Dan Rather interviewed his fellow Texan Barbara Jordan twice for 60 Minutes. In 1976, a first piece entitled "The Gentle Lady of Texas" introduced the audience to the daughter of a Baptist preacher in Houston, where she grew up before earning a B.A. in political science at Texas Southern University. After graduating from the Boston University School of Law, Jordan practiced law in Houston and entered the political realm. In 1966, she won a seat in the all-male, all-white Texas Senate, and in 1972 she became the first Southern black woman elected to the United States House of Representatives with 81 percent of her district's votes. As a member of the House Judiciary Committee, she made an influential televised speech before the committee in 1974 supporting the process of impeachment of Richard Nixon.

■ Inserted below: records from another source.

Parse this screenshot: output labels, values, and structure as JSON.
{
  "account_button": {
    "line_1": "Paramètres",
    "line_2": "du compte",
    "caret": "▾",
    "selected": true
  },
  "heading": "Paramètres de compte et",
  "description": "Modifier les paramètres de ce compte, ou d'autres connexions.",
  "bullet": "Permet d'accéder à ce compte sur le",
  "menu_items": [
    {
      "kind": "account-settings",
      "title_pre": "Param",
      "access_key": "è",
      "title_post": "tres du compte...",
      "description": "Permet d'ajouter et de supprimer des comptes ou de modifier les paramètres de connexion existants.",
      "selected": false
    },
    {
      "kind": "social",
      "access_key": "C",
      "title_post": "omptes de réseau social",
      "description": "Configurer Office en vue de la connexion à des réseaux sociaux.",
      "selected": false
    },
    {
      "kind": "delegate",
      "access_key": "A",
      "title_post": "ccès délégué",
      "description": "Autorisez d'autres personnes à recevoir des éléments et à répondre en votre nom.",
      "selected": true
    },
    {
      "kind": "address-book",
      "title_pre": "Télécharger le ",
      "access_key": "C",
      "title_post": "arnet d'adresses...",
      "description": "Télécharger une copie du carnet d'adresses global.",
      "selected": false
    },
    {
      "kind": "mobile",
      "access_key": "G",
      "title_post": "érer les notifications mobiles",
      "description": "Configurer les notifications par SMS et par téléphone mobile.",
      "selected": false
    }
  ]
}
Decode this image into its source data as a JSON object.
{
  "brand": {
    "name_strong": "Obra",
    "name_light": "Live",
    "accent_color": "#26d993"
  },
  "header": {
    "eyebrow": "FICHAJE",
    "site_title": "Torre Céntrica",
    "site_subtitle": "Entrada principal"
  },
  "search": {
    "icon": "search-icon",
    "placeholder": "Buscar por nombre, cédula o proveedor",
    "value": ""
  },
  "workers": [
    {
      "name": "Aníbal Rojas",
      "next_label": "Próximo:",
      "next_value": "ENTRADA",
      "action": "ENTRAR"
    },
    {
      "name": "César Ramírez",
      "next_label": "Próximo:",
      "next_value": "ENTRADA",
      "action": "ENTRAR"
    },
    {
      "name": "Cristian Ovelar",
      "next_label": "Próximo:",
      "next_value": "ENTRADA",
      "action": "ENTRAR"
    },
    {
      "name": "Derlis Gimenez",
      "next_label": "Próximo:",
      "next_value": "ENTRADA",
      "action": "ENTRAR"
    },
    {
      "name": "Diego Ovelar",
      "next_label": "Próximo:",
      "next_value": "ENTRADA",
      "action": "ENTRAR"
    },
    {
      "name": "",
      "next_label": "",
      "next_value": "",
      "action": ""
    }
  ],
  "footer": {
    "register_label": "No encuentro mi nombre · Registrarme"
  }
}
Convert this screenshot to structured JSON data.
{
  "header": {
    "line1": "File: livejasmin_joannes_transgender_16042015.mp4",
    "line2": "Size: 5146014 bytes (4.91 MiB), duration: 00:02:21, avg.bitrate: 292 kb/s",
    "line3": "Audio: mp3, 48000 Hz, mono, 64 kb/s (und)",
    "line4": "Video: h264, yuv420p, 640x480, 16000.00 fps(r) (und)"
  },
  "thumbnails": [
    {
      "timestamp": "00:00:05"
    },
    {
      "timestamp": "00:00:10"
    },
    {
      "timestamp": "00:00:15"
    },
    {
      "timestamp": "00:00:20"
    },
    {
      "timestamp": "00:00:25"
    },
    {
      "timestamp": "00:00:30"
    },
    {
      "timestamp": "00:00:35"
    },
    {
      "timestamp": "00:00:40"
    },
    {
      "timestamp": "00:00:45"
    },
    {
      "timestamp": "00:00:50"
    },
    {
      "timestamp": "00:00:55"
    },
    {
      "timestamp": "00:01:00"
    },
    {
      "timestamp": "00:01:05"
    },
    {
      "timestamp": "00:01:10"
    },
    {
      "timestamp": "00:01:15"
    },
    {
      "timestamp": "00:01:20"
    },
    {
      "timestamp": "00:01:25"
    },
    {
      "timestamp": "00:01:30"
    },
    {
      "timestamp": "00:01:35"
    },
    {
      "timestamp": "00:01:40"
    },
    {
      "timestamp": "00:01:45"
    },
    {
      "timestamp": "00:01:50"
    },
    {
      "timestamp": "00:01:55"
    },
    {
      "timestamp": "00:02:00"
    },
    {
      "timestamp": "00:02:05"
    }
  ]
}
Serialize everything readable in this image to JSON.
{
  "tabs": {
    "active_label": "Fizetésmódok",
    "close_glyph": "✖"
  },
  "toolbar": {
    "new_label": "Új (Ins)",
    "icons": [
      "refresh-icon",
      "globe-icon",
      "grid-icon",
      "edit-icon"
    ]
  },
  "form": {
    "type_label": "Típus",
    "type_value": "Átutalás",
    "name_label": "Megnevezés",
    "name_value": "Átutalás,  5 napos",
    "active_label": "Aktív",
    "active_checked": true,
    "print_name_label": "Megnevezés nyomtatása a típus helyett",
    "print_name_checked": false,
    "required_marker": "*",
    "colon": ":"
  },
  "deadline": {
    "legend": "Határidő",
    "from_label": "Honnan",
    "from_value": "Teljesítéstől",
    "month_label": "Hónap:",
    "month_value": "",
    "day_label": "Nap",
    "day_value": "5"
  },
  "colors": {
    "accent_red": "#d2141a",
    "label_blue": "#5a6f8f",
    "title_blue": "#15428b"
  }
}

Barbara Jordan received a lot of publicity and scrutiny, making it, for example, on the cover of Time in January 1975. At the time of the first report, she was scheduled to be the first African American woman to deliver a keynote address at the Democratic National Convention. As always, producer Philip Scheffler did thorough research on Jordan, reading numerous publications about the Texan politician.
In 1979, Rather and his team went back to Jordan to update the story to find out whether she had been appointed to the Supreme Court as many, including Rather, had predicted. Instead, Jordan was now a professor at the Lyndon B. Johnson School of Public Affairs at the University of Texas at Austin.